Man braucht bei der Methode keine Brennstoffe wie zum Beispiel Öl mehr zu lagern, Heizkessel für Gas werden überflüssig, die Umwelt freut sich, weil durch die zentrale Energieerzeugung jährlich rund 45 000 Tonnen des Klimakillers CO2 eingespart werden. Und verglichen mit heimischen Kachelöfen bewegt sich der Ausstoß von Staub im Milligramm-Bereich.

Jakuttis, promovierter Physiker, ist ein nüchterner Mann, der das Kraftwerk - für Laien ein undurchschaubares silbern blinkendes Gewirr von Rohren, Kesseln und Turbinen - im Griff hat. Was mal Stress machte, das hat er in seinem Büro in einer Glasvitrine aufbewahrt: kaputte Rohrteile, angekokelte Isolierungen. Jedes Teil habe "richtig Nerven gekostet", sagt er. Seine und die seiner 16 Mitarbeiter. Nicht die der Kunden. Da garantiert er die Versorgungssicherheit. Zur Not gibt's zwei Reservekessel für Gas- und Ölbetrieb. Die älteren Pfaffenhofener werden sich erinnern: 2001 wurde das Kraftwerk in Privatinitiative gegründet, ging dann pleite, wurde von der Hypo Alpe Adria gekauft, und als die Bank in Konkurs ging, übernahm es 2014 der Potsdamer Wärmeversorger Danpower. Der ist mit seinen fünf deutschen Standorten, 400 Mitarbeitern und einem Umsatz von rund 170 Millionen Euro seit Anfang März eine 100-Prozent-Tochter der Stadtwerke Hannover.

In Pfaffenhofen ist noch Luft nach oben, Jakuttis will sein Netz um 25 Prozent ausbauen. Der VW-Händler Stigl-mayr, der gleich nebenan sein neues Autohaus baut, ist mit dabei, die neuen Wohnungen an der Kellerstraße sollen angeschlossen werden, und auch am Martin-Binder-Ring werden Rohre verlegt. Wer auf den grünen Energiezug aufspringen will, sollte allerdings wissen, dass jeder verlegte Rohrmeter bis zu seinem Haus rund 500 Euro kostet. Die reinen Energiekosten sind mit denen anderer Anbieter konkurrenzfähig.

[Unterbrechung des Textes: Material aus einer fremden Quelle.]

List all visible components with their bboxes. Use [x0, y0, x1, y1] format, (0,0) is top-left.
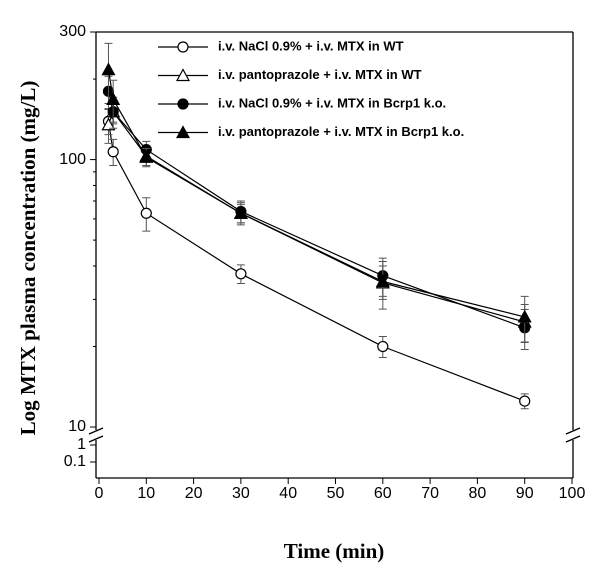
x-tick-label: 100: [559, 485, 586, 502]
y-axis-label: Log MTX plasma concentration (mg/L): [16, 81, 40, 436]
legend-marker: [175, 125, 191, 139]
data-point: [519, 395, 531, 407]
x-tick-label: 90: [516, 485, 534, 502]
y-tick-label: 10: [68, 418, 86, 435]
legend-marker: [177, 41, 189, 53]
data-point: [375, 274, 390, 288]
data-point: [517, 309, 532, 323]
x-tick-label: 50: [327, 485, 345, 502]
axis-break: [565, 427, 581, 435]
data-point: [235, 268, 247, 280]
x-tick-label: 70: [421, 485, 439, 502]
data-point: [140, 207, 152, 219]
x-tick-label: 40: [279, 485, 297, 502]
data-point: [377, 340, 389, 353]
series-line: [107, 121, 525, 402]
axes-frame: [88, 31, 581, 479]
legend-label: i.v. NaCl 0.9% + i.v. MTX in Bcrp1 k.o.: [218, 95, 446, 110]
data-point: [101, 62, 116, 76]
x-tick-label: 10: [137, 485, 155, 502]
x-tick-label: 0: [95, 485, 104, 502]
legend-marker: [177, 98, 189, 110]
x-tick-label: 30: [232, 485, 250, 502]
legend-marker: [175, 68, 191, 82]
data-point: [106, 92, 121, 105]
x-tick-label: 60: [374, 485, 392, 502]
axis-break: [565, 435, 581, 443]
x-tick-label: 20: [185, 485, 203, 502]
x-tick-label: 80: [469, 485, 487, 502]
y-tick-label: 1: [77, 436, 86, 453]
legend-label: i.v. pantoprazole + i.v. MTX in WT: [218, 67, 422, 82]
axis-break: [88, 427, 104, 435]
data-point: [107, 146, 119, 158]
axis-break: [88, 435, 104, 443]
data-point: [139, 150, 154, 163]
legend-label: i.v. NaCl 0.9% + i.v. MTX in WT: [218, 38, 404, 53]
data-point: [101, 117, 116, 131]
x-axis-label: Time (min): [284, 539, 385, 563]
legend-label: i.v. pantoprazole + i.v. MTX in Bcrp1 k.…: [218, 124, 464, 139]
y-tick-label: 300: [59, 23, 86, 40]
series-line: [107, 110, 525, 323]
data-point: [233, 205, 248, 219]
y-tick-label: 0.1: [64, 453, 86, 470]
y-tick-label: 100: [59, 151, 86, 168]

Jakuttis, der auch noch das Kraftwerk in Sulzbach-Rosenberg leitet, macht sich nichts vor. Die Anlage in Pfaffenhofen rentiert sich, weil sie durch das EEG, das Erneuerbare-Energien-Gesetz, bezuschusst wird. Diese Förderung läuft 2022 aus, dann muss er sie neu beantragen. Mit der Pfaffenhofener Anlage sieht er sich auf der sicheren Seite: "Biomasse-Kraftwerke, die ausschließlich Strom produzieren, werden wohl auslaufen", glaubt er, weil die Regierung für die reine Stromerzeugung auf Wind- und vor allem Solaranlagen setze.

Und wer sich jetzt fragt, warum Jakuttis den Dampf, der aus den beiden weißen-roten Schornsteinen in den Pfaffenhofener Himmel steigt, so einfach ziehen lässt und nicht auch noch verkauft, dem verrät der Physiker: Das ist "anderer" Dampf. Nämlich die Feuchtigkeit in den Hackschnitzeln.